Translations of this page:

check_multi feeds passive checks

Large environments are one of the major places to run check_multi in order to

  • reduce the number of Nagios servers
  • avoid the complexity of a distributed environment

On the other hand the check_multi has clear disadvantages (There can be only one) when

  • heterogeneous groups are participating in the monitoring
  • one Nagios object is needed for every monitoring item (=check_multi child check).

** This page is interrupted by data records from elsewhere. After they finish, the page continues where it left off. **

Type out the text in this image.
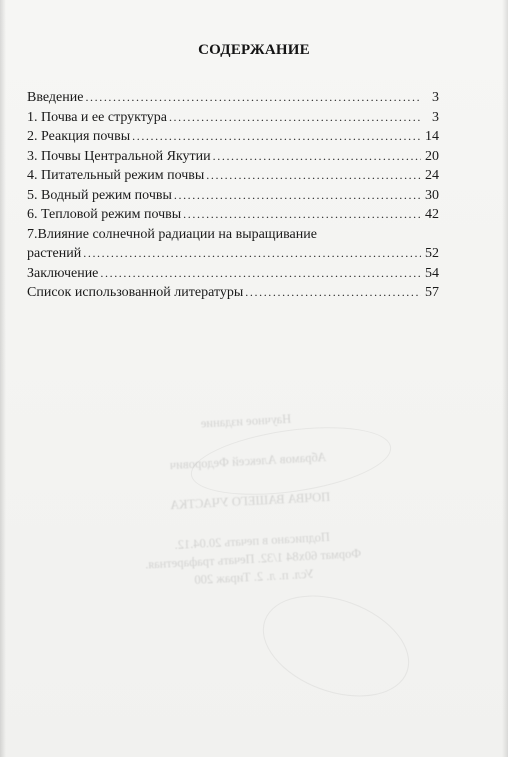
СОДЕРЖАНИЕ
Введение .....	3
1. Почва и ее структура .....	3
2. Реакция почвы .....	14
3. Почвы Центральной Якутии .....	20
4. Питательный режим почвы .....	24
5. Водный режим почвы .....	30
6. Тепловой режим почвы .....	42
7.Влияние солнечной радиации на выращивание
растений .....	52
Заключение .....	54
Список использованной литературы .....	57
Научное издание
Абрамов Алексей Федорович
ПОЧВА ВАШЕГО УЧАСТКА
Подписано в печать 20.04.12.
Формат 60х84 1/32. Печать трафаретная.
Усл. п. л. 2. Тираж 200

This was the basic motivation for the improved implementation with

  • the standard check_multi plugin as a active data collector
  • an additional report mode which feeds all child results as passive checks into Nagios

Pros

  • The communication between Nagios server and client happens only once per machine but not once per check.
  • The multi check is active and therefore under Nagios scheduling control.
  • Since the particular services are passive they do not put load on the Nagios scheduling queue.
  • All services are nevertheless Nagios services, we have: Notification, Escalation, Reporting.
  • The performance gain is enormeous: 25000 Services per server are possible (see Performance section).

Cons

  • More complexity compared to a active service implementation (but less than a distributed setup)
  • The configuration has to be set up twice, one time for the active check_multi check, one time for the passive checks.

Basic design

How does it work?

  1. check_multi acts as a normal active Nagios check and collects checks from a remote host.
  2. Each child check has a corresponding passive check in Nagios with the same name.
  3. check_multi takes the child checks output and RC and feeds it into the corresponding passive Nagios check.

That's all.

Implementation details

There is a design problem when executing multiple remote checks within one collector check and then return the results into the passive side of Nagios: the transport.

  • If you run check_multi on the Nagios server, you need an remote connection for each child check: very expensive
  • If you run check_multi on the remote server, you have problems to reach Nagios input queue on the passive side.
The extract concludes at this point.